‘Mr. Big’ conviction upheld in sex murder

TORONTO — The first-degree murder conviction handed to a man who beat, strangled and mutilated a young woman before dumping her near-naked body on a trail 11 years ago was upheld Monday.

In its ruling, the Ontario Court of Appeal rejected arguments from Roy Niemi that his trial judge had made errors related to the “Mr. Big” sting that snared him, and that he did not sexually assault the victim because she was already dead when sexual activity occurred.

A jury convicted Niemi, of Orillia, Ont., in January 2013 in the death of Alyssa Watson, 20. A woman walking her dog along an unused railway line in the city in August 2006 discovered the remains.

While Niemi was the last person to have seen Watson alive, according to court records, the critical evidence against him came from a Mr. Big operation in which undercover officers pretending to be criminals gained his confidence and pumped him for information on the killing.

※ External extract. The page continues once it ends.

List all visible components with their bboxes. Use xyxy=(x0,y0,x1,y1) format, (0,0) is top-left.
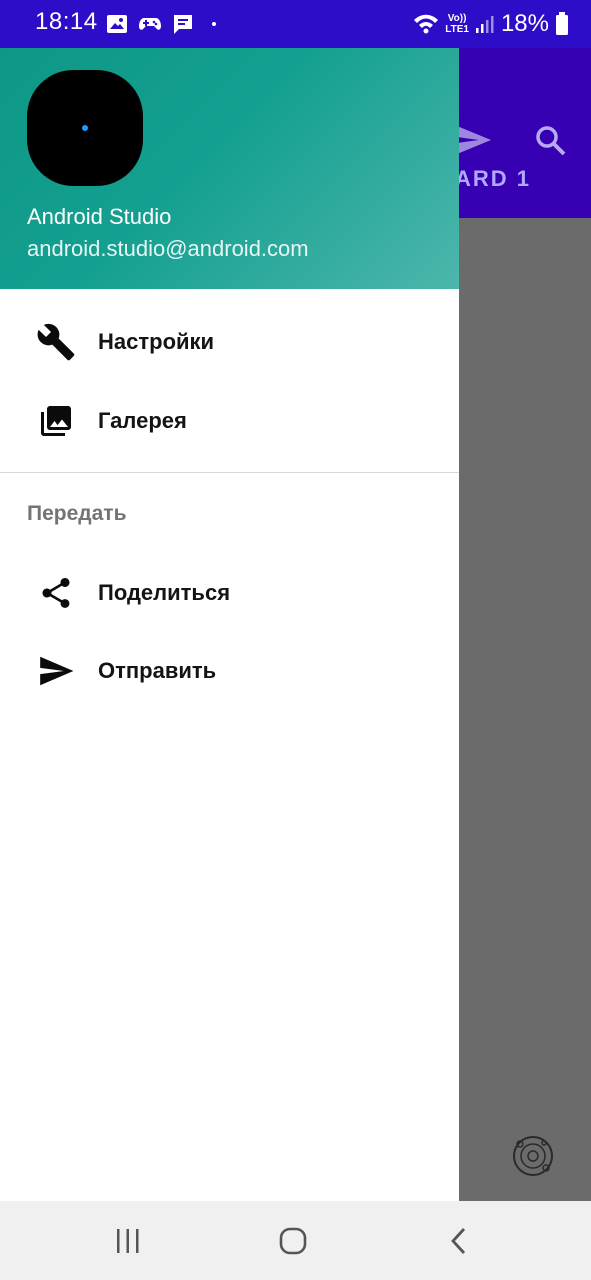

On appeal, Niemi argued Superior Court Justice Cary Boswell should not have allowed the jury to hear that evidence but the higher court disagreed. Boswell would have been right to allow the confessions from the sting even under stricter Mr. Big rules put in place after the conviction, especially given that the suspect was not vulnerable and the undercover officers did nothing wrong.

The Appeal Court also said the evidentiary value of his confessions overwhelmed the risk of prejudice to him.

“His statements to Mr. Big operatives contain a raft of unpublicized and impressive detail, stamping them as reliable in spite of the non-coercive inducements that were used to encourage Mr. Niemi to admit the crime,” the Appeal Court said. “Those statements were hauntingly accurate regarding unpublicized details surrounding the killing.”

Court records show Niemi and Watson met the evening before her body was found, making him immediately a prime suspect. However, police had difficulty tying him to the crime. They set up a Mr. Big operation in which an undercover officer befriended Niemi but he failed to confess to the killing and the sting was abandoned.

A year later, however, investigators tried again. This time, two purported gangsters played the Mr. Big role. In late 2008, Niemi, whose money situation had worsened after losing his babysitting job, made a series of incriminating statements.

Among other things, he told the undercover officers he had hit Watson on the head with a whisky bottle, then used her purse strap to strangle her. He also said someone had paid him $10,000 to kill her because she had stolen cocaine.

Niemi did deny the killing was sexually driven — the basis for the first-degree murder conviction — saying he only removed Watson’s clothes and slashed her breast after he had killed her as a way to mislead police.

Because she was already dead, he argued, he could not have sexually assaulted her. However, the Appeal Court dismissed Niemi’s argument on that score.

It would be difficult to accept the notion that an attacker who uses force to render a victim compliant could escape a first-degree murder conviction because the person died before a sexual assault could took place, the court said.

“There was ample evidence to permit a jury to infer that the entire attack was sexually motivated or sexual in nature, making the killing first degree murder,” the Appeal Court ruled.